Purpose To investigate the ability of different EQ-5D-3L index scores to discriminate between verum drug and placebo (discriminant validity) as well as between responders and non-responders (known-groups validity) in the SLE patient population of two phase III clinical trials of belimumab.

Methods Data from the BLISS-52 (NCT00424476) and BLISS-76 (NCT00410384) trials (N = 1684), which both showed superiority of belimumab to placebo, were utilised. Responders were defined as SLE Responder Index 4 (SRI-4) achievers at week 52. The Pearson’s χ2 and Mann-Whitney U tests were used for comparisons, and logistic regression analysis was used for adjustments for confounders and assessment of independence.

Results While full health state (FHS; EQ-5D index score 1) showed the best ability to discriminate between belimumab and placebo (adjusted OR: 1.47; 95% CI:1.1–2.0; P=0.008) and between SRI-4 responders and non-responders (adjusted OR: 3.47; 95% CI: 1.3–11.0; P=0.020), the discriminative ability of EQ-5D index scores 0.800 or more reached statistical significance for both discriminant validity (adjusted OR: 1.29; 95% CI: 1.0–1.6; P=0.036) and known-groups validity (adjusted OR: 3.08; 95% CI: 1.2–9.7; P=0.034).
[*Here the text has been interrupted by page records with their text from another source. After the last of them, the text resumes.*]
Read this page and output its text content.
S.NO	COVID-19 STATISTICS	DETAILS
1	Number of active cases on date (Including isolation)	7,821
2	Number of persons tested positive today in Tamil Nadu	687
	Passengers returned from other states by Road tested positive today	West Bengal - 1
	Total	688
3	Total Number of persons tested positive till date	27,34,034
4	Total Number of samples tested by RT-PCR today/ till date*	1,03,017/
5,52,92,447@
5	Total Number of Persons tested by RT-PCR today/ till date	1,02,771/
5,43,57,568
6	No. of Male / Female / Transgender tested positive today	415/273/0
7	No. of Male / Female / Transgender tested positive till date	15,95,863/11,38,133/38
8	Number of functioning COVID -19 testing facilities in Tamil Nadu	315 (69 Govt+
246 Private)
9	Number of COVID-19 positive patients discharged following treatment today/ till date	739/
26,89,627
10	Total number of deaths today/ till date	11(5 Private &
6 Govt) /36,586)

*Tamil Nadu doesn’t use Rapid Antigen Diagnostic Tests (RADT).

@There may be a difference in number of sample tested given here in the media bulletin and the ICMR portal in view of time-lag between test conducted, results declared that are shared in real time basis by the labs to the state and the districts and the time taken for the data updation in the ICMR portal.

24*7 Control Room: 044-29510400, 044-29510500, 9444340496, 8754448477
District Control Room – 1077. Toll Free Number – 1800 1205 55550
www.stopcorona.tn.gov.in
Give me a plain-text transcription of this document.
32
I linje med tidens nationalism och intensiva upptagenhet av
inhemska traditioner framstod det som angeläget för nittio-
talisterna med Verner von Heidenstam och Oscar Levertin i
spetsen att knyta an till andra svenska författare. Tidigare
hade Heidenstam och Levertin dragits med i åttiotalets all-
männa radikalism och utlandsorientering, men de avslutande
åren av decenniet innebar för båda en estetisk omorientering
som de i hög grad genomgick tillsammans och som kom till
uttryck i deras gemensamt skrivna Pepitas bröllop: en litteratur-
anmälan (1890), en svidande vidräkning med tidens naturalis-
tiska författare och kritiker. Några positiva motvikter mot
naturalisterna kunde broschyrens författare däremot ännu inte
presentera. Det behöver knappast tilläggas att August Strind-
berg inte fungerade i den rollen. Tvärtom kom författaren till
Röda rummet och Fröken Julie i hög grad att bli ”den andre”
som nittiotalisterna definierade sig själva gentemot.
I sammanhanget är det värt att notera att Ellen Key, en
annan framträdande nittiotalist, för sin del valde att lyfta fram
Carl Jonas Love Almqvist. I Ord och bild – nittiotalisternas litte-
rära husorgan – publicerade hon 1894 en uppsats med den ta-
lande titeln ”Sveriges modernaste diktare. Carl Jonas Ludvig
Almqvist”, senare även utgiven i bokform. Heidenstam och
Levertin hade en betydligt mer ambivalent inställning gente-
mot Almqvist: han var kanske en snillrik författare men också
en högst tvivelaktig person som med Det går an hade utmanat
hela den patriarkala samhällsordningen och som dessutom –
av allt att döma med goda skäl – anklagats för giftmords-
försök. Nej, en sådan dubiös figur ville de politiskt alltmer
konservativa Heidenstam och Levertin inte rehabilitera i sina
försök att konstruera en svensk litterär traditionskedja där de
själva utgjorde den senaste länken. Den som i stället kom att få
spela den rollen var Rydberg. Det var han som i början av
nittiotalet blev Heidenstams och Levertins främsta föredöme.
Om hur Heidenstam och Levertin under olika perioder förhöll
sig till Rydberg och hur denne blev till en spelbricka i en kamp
Conclusions Overall, higher EQ-5D index scores were associated with increasing ability to discriminate between belimumab and placebo, and between responders and non-responders. EQ-5D index scores less stringent than FHS may be clinically relevant treatment targets in patients with SLE, introducing the concept of EQ-5D adequate health state.